Friday, December 22, 2017

Who "were the Inca people", quoran asks. (The Peruvian people are still around and were not all Incas)


Q
Who were the Inca people? What were they best known for?
https://www.quora.com/Who-were-the-Inca-people-What-were-they-best-known-for/answer/Hans-Georg-Lundahl


Answer requested
by Pamela Eastland

Hans-Georg Lundahl
History buff since childhood. CSL & Eco added to Medieval lore. + Classics.
Answered just now
In fact, Inca is not the name of the people, but of the rulers.

An Inca is the counterpart to a Pharao.

Except, this is a bit insulting to Pharaos, since Pharaos are not known for human sacrifice, Incas are.

At the change between one dead and next live Inca, regularly a virgin was sacrificed.

So, among some Spaniards, the Peruvian previous to Spanish conquest are best known for human sacrifice.

Other speciality, chewing coca leaves in order to endure the tax which was exacted in labour. I think this was coca leaves with lime, so it was the equivalent of taking cocaine.

But let’s not rest on only bad things. Quechua is a tongue which is still alive, it is a tongue in which verb forms are conjugated also for evidentiality - you can’t say “she died”, you have to choose between:

  • a form meaning you saw her die or heard her death scream
  • a form meaning you heard from someone else that she died
  • a form meaning you inferred she was dead (like if you wrote to her and she did not answer - bad example for an Inca period, since quipus were perhaps not used as we use writing)
  • a form meaning you guess she died, but you really can’t tell for sure.
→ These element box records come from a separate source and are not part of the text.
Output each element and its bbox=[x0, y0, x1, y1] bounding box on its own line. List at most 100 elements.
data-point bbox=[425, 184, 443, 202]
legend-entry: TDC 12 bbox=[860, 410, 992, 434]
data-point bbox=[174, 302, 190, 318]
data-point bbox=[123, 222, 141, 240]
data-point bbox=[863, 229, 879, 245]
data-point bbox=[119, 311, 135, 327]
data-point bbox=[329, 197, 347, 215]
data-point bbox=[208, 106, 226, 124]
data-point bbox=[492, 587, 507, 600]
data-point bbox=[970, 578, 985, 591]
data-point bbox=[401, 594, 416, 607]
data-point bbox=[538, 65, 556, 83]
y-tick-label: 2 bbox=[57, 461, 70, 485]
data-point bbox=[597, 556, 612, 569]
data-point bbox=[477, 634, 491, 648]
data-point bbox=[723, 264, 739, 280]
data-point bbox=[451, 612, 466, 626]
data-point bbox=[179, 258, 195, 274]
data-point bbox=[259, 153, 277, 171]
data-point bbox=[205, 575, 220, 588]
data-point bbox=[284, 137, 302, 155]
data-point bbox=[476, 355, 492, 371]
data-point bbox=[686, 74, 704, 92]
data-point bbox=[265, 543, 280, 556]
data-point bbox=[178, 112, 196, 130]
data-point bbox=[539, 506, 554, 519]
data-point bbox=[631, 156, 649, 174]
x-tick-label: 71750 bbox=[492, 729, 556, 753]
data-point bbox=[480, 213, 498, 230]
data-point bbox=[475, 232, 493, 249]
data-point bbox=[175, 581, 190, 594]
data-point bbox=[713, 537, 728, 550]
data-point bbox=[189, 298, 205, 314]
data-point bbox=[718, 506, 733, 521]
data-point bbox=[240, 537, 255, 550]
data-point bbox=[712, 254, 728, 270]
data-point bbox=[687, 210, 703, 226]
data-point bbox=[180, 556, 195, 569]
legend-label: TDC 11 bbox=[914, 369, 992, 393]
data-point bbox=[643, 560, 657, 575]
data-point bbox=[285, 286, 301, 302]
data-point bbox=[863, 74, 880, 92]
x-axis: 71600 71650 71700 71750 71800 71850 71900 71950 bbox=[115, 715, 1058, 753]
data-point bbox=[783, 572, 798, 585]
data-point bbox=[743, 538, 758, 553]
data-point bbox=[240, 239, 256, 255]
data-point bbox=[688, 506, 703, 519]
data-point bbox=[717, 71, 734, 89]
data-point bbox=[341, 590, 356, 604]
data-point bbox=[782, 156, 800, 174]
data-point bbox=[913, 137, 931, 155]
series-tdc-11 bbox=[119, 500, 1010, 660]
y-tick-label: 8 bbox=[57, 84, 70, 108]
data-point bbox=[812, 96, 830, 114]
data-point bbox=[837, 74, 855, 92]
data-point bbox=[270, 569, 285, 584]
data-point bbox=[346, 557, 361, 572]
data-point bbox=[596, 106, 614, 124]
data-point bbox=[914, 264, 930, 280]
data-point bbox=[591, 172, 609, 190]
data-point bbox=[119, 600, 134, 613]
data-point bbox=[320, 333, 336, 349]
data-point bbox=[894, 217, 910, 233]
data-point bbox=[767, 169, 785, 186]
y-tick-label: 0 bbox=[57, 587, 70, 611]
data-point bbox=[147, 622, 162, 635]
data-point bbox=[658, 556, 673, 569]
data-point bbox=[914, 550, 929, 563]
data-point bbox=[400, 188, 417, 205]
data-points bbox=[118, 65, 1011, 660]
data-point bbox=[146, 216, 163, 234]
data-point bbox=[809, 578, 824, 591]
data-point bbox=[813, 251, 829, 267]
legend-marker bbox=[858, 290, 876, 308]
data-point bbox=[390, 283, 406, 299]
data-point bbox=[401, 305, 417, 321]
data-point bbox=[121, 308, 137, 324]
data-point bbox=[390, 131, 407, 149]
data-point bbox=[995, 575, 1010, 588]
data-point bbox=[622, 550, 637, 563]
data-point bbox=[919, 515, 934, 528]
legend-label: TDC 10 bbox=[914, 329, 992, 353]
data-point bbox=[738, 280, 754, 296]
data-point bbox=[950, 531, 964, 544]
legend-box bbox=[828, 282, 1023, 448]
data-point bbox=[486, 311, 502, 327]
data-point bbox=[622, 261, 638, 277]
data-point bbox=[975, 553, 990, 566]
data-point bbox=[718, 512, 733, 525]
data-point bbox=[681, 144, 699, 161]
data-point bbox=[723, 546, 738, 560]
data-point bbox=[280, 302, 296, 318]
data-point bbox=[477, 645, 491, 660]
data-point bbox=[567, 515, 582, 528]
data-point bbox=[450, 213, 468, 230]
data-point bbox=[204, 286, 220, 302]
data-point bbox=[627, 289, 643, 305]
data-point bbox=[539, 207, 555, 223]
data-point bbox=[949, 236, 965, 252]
They also cultivated the potato and maize (what in US is considered as “corn”).

They also tamed the llama or alpaca.

They also are the prime wearers (after Ancient Roman times) of a clothing known as Poncho, and their headgear is useful in the cold to this day, here we are dealing with a Swedish imitation:

Inca mössa
https://print-image.se/inca-mossa


And you know what - they kept most of these things up even after the Spanish conquest.

Not the quipus, though.

One more thing, a convert who had learned writing from Christians also wrote down the orally passed down story of the Inca rulers. The first of them had - before a trek leading to Peru - managed to claim he was the son of the Sun.

“Manco Cápac (Quechua: Manqu Qhapaq, "the royal founder"), also known as Manco Inca and Ayar Manco was, according to some historians, the first governor and founder of the Inca civilization in Cusco, possibly in the early 13th century.”